Three Hits, One Miss for the Supreme Court

The end-of-session decisions of the Supreme Court reinforce the adage that elections matter.

A vote for Donald Trump in 2016, despite his character flaws, led to a Supreme Court that overturned the Chevron case, and, with it, the ability of unelected bureaucrats in the deep state who have, for decades, been burdening Americans with often costly and draconian regulations.

For decades, conservatives have been complaining that unelected bureaucrats have been imposing their political biases through deep-state mandates that far exceeded the intent of Congress when the laws were written.

Well-intentioned, simple tweaks from bureaucratic agency leaders wound up costing the average consumer an additional $3,000 on the purchase of a car.

The litigation that led to Chevron’s overhaul was initiated by fishermen who balked at the feds forcing them to have to pay for federal agents to accompany them on their boats to monitor their catch.

We’re not sure how those fishermen voted way back in 2016, but a Hillary Clinton victory would have tilted the court in a way that would not have ended well for them.

The court also injected common sense into the homeless issue. Far-left courts had backed the ACLU’s ludicrous position that homeless people could set up encampments on city streets and in city parks. The issue finally got to the Supreme Court where the six conservative justices overruled three lefties who would have left cities powerless to stop the encampments and the drug dens that accompanied them.

The most controversial decision was the court’s ruling on immunity. In the end, they split the baby, which is what most legal scholars predicted. That didn’t stop the crazy leftist mainstream media to parrot Democrat leadership crying that this was an affront to democracy and that it absolved a president from being prosecuted for murder or just about anything else. What nonsense. The court clearly said that a president could be prosecuted for criminal acts that were outside the scope of what could be considered an official act. Immunity was wisely upheld for official acts. All future and even past presidents should be relieved.

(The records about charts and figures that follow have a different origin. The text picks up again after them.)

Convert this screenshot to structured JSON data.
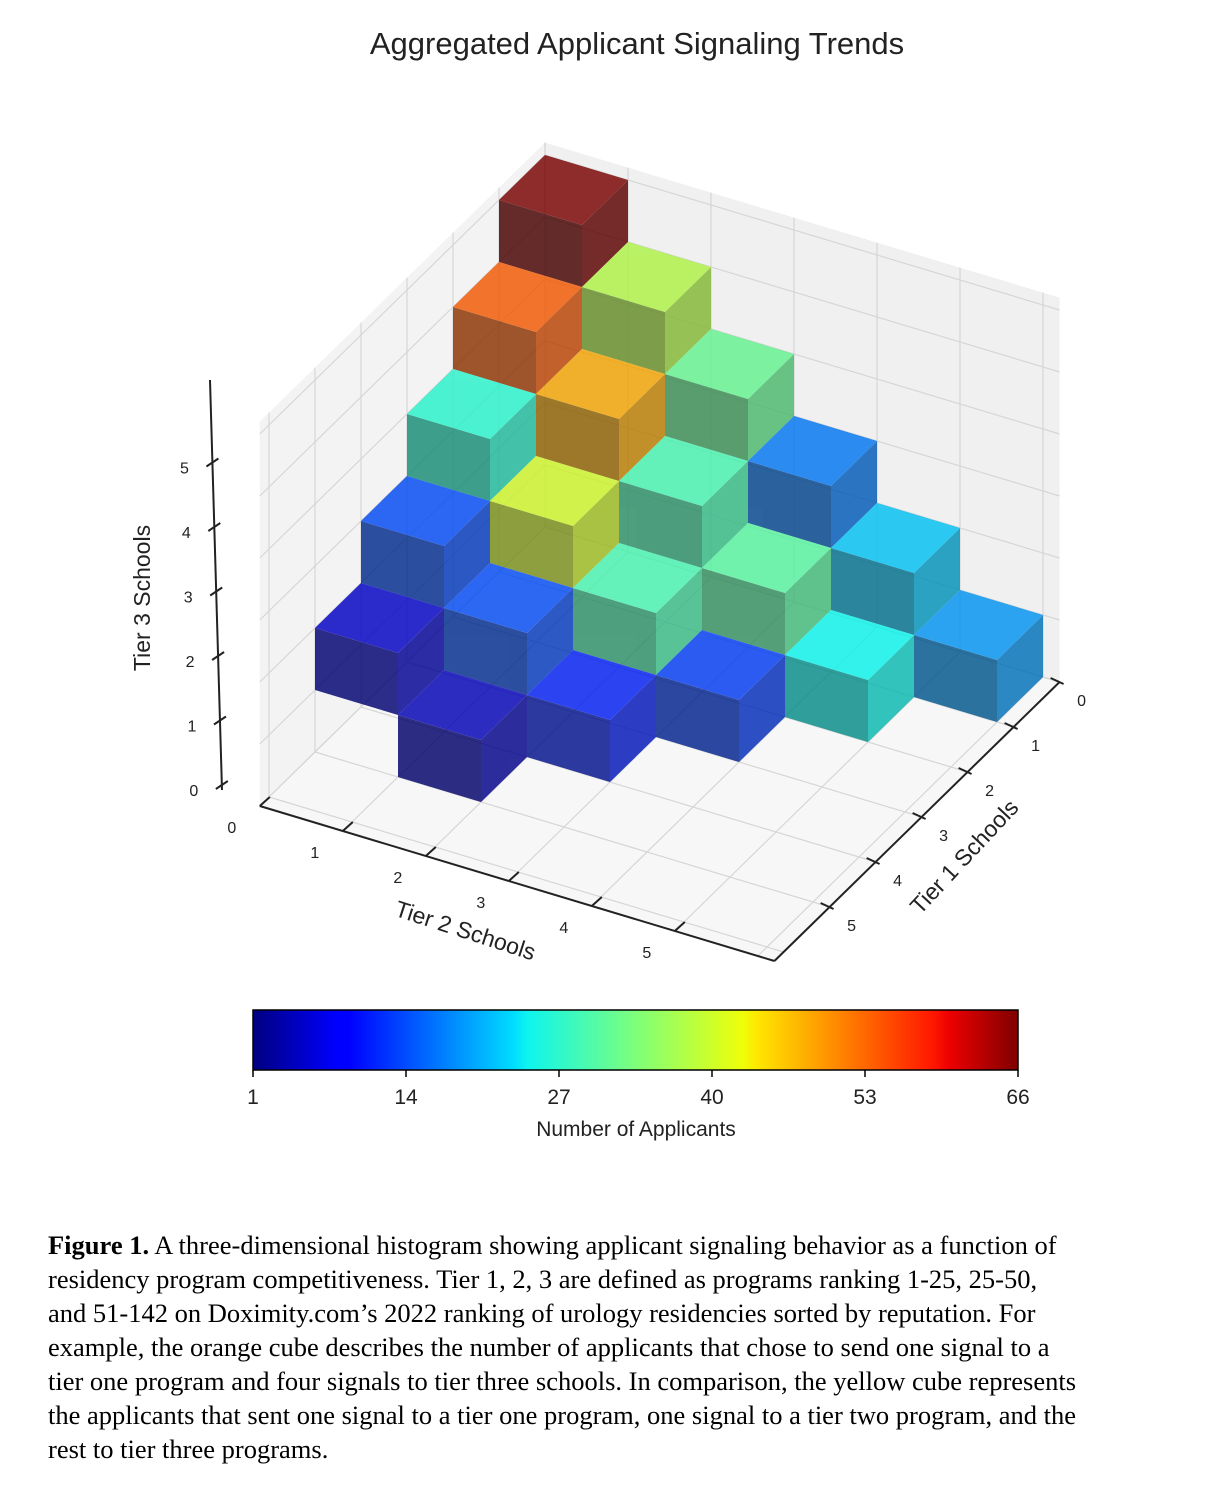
{
  "chart_data": {
    "type": "bar3d",
    "title": "Aggregated Applicant Signaling Trends",
    "xlabel": "Tier 2 Schools",
    "ylabel": "Tier 1 Schools",
    "zlabel": "Tier 3 Schools",
    "x_ticks": [
      "0",
      "1",
      "2",
      "3",
      "4",
      "5"
    ],
    "y_ticks": [
      "0",
      "1",
      "2",
      "3",
      "4",
      "5"
    ],
    "z_ticks": [
      "0",
      "1",
      "2",
      "3",
      "4",
      "5"
    ],
    "colorbar": {
      "label": "Number of Applicants",
      "colormap": "jet",
      "range": [
        1,
        66
      ],
      "ticks": [
        "1",
        "14",
        "27",
        "40",
        "53",
        "66"
      ]
    },
    "cubes": [
      {
        "tier1": 0,
        "tier2": 0,
        "tier3": 5,
        "applicants": 66
      },
      {
        "tier1": 1,
        "tier2": 0,
        "tier3": 4,
        "applicants": 52
      },
      {
        "tier1": 0,
        "tier2": 1,
        "tier3": 4,
        "applicants": 37
      },
      {
        "tier1": 2,
        "tier2": 0,
        "tier3": 3,
        "applicants": 28
      },
      {
        "tier1": 1,
        "tier2": 1,
        "tier3": 3,
        "applicants": 47
      },
      {
        "tier1": 0,
        "tier2": 2,
        "tier3": 3,
        "applicants": 32
      },
      {
        "tier1": 3,
        "tier2": 0,
        "tier3": 2,
        "applicants": 14
      },
      {
        "tier1": 2,
        "tier2": 1,
        "tier3": 2,
        "applicants": 39
      },
      {
        "tier1": 1,
        "tier2": 2,
        "tier3": 2,
        "applicants": 30
      },
      {
        "tier1": 0,
        "tier2": 3,
        "tier3": 2,
        "applicants": 17
      },
      {
        "tier1": 4,
        "tier2": 0,
        "tier3": 1,
        "applicants": 6
      },
      {
        "tier1": 3,
        "tier2": 1,
        "tier3": 1,
        "applicants": 14
      },
      {
        "tier1": 2,
        "tier2": 2,
        "tier3": 1,
        "applicants": 30
      },
      {
        "tier1": 1,
        "tier2": 3,
        "tier3": 1,
        "applicants": 31
      },
      {
        "tier1": 0,
        "tier2": 4,
        "tier3": 1,
        "applicants": 22
      },
      {
        "tier1": 4,
        "tier2": 1,
        "tier3": 0,
        "applicants": 5
      },
      {
        "tier1": 3,
        "tier2": 2,
        "tier3": 0,
        "applicants": 11
      },
      {
        "tier1": 2,
        "tier2": 3,
        "tier3": 0,
        "applicants": 13
      },
      {
        "tier1": 1,
        "tier2": 4,
        "tier3": 0,
        "applicants": 26
      },
      {
        "tier1": 0,
        "tier2": 5,
        "tier3": 0,
        "applicants": 19
      }
    ]
  },
  "caption": {
    "label": "Figure 1.",
    "lines": [
      " A three-dimensional histogram showing applicant signaling behavior as a function of",
      "residency program competitiveness. Tier 1, 2, 3 are defined as programs ranking 1-25, 25-50,",
      "and 51-142 on Doximity.com’s 2022 ranking of urology residencies sorted by reputation. For",
      "example, the orange cube describes the number of applicants that chose to send one signal to a",
      "tier one program and four signals to tier three schools. In comparison, the yellow cube represents",
      "the applicants that sent one signal to a tier one program, one signal to a tier two program, and the",
      "rest to tier three programs."
    ]
  }
}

Take Trump out of the picture for a moment. If the liberal media had its way, the door would be open to prosecute former president Barack Obama for ordering the assassination of a hostile actor who nevertheless was an American citizen and Joe Biden would be open season for Republicans, who want him prosecuted or paroling millions of illegal aliens into our country.

The court made a major error, however, by refusing to rule on the merits regarding the administration’s First Amendment violation of threatening, or colluding with, social media companies to remove posts that they, the government, didn’t like.

The court disappointed many by punting on making a decision on the merits by claiming that the various attorneys general bringing the suit did not have standing to sue.

Biased newspapers, including the AP, misleadingly claimed that the Supreme Court exonerated the administration, but nothing could be further from the truth. This was not a validation of their unconstitutional actions. Nevertheless, the decision left us scratching our heads. If attorneys general cannot sue on behalf of the free speech of all of its citizens, who can? It cannot be forgotten that a federal District Court held that the Biden administration’s actions in this matter constituted the greatest violation of the First Amendment in our nation’s history. That is saying something. And the Supreme Court did nothing about it.

This issue is not over with, but it’s a major setback for those who want to maintain free speech in America. The party that claims to be the champions of democracy have been found by a district court to have engaged in the suppression of free speech.

This case will likely be revisited at a later time. The composition of the court matters, and so do the elections that ultimately determine the makeup of the court.